Via prolific tipster Steven Sholk, I learned of this post, by Nathaniel Grow, on Sports Law Blog about baseball player Alex Rodriguez’s legal maneuvering in response to his being suspended by Major League Baseball for having taken performance-enhancing drugs.
Here’s the part that caught my eye (hyperlinks omitted):
However, as the arbitration decision reveals, Rodriguez’s suspension was not based on Section 7.A, but instead on Section 7.G.2, under which a player is “subject to disciplinary action for just cause” for “any violation … not referenced in Section 7.A through 7.F.”
As Fangraph’s Wendy Thurm has pointed out, this reliance on Section 7.G.2 is somewhat curious. Based on its express language, Section 7.G.2 only applies in cases where there has not been a violation of Section 7.A. Section 7.A, meanwhile, expressly applies in cases where a player “tests positive for a Performance Enhancing Substance, or otherwise violates the program through the use or possession of a Performance Enhancing Substance,” the latter half of which seemingly would apply to the facts of the A-Rod case. Arbitrator Horowitz concluded that Section 7.A did not apply to Rodriguez, though, because A-Rod was not accused of using a single prohibited Performance Enhancing Substance, but instead of using three different banned substances. In such a case, he determined, punishment pursuant to Section 7.G.2 was warranted.
Horowitz’s reading of the JDA runs contrary to normal rules of interpretation, under which singular nouns are typically assumed to include the plural form, and visa versa, unless the context indicates otherwise. In other words, the term “a Performance Enhancing Substance” would normally refer not only to the use of a single banned substance, but the use of multiple prohibited substances as well.
Horowitz’s decision justifies his unusual interpretation of Section 7.A as follows:
MLB, the MLBPA, and the Player agree that Section 7.G.2 of the JDA supplies the governing framework for this case. The record establishes that cases such as this, involving continuous and prolonged use or possession of multiple substances (as opposed, e.g., to a single positive test), were intended to be handled under Section 7.G.2 rather than Section 7.A.

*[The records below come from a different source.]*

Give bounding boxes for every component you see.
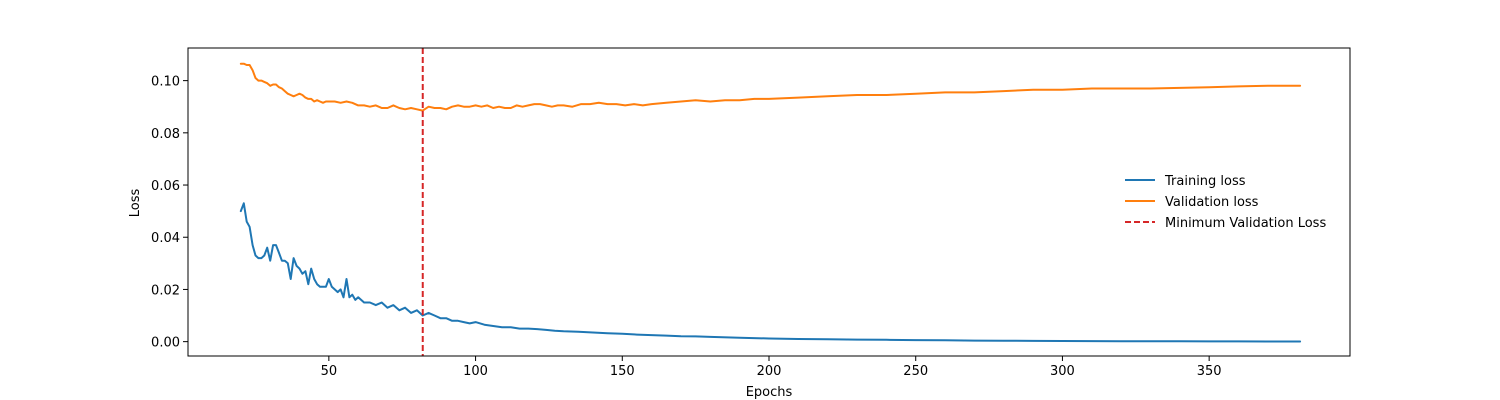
x-tick-label: 50 [321, 364, 338, 379]
x-tick-label: 200 [757, 364, 782, 379]
legend-label-min-val: Minimum Validation Loss [1165, 216, 1326, 231]
y-tick-label: 0.00 [151, 336, 180, 351]
plot-area [239, 48, 1302, 356]
y-tick-label: 0.10 [151, 75, 180, 90]
series-line-training-loss [239, 202, 1302, 343]
y-tick-label: 0.08 [151, 127, 180, 142]
legend-label-validation: Validation loss [1165, 195, 1259, 210]
x-tick-label: 250 [903, 364, 928, 379]
x-tick-label: 300 [1050, 364, 1075, 379]
y-tick-label: 0.06 [151, 179, 180, 194]
y-axis-label: Loss [128, 189, 143, 218]
x-tick-label: 150 [610, 364, 635, 379]
legend-label-training: Training loss [1164, 174, 1246, 189]
y-tick-label: 0.04 [151, 231, 180, 246]
y-axis: 0.00 0.02 0.04 0.06 0.08 0.10 [151, 75, 188, 351]
x-axis: 50 100 150 200 250 300 350 [321, 356, 1222, 379]
x-tick-label: 100 [463, 364, 488, 379]
legend: Training loss Validation loss Minimum Va… [1115, 166, 1345, 236]
x-axis-label: Epochs [746, 385, 793, 400]
series-line-validation-loss [239, 62, 1302, 112]
x-tick-label: 350 [1197, 364, 1222, 379]
y-tick-label: 0.02 [151, 283, 180, 298]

Welcome, friends, to ambiguity relating to whether singular means plural.
If Nancy tells Little Joey, “I’ll spank you if you eat a cookie,” presumably neither Nancy nor Little Joey would countenance that eating two or more cookies would allow Little Joey to escape punishment.
But in the world of contracts, a disgruntled contract party, or anyone looking to achieve a particular goal, won’t hesitate to bring to bear a narrow literal-mindedness. That’s might be what happened here.
So MSCD 13.752 recommends as follows:
Whenever you’re drafting a provision that refers to a thing or an unnamed person, consider whether you want that provision to apply (1) regardless of the number of things or persons, (2) only with respect to one thing or person, or (3) only with respect to more than one thing or person. More often than not, the first meaning is the one you’ll want to convey. In that case, make it explicit. Whoever drafted the language at issue in Coral Production could have accomplished that by using the phrase one or more, as in “one or more non-affiliated persons.”
To make it clear that it conveyed meaning (2) in the MSCD extract (that’s the meaning attributed to it by Horowitz), I would have had section 7.A refer to “no more than one Performance Enhancing Substance.” To make it clear that it conveyed meaning (3), I would have had it refer to “two or more Performance Enhancing Substances.”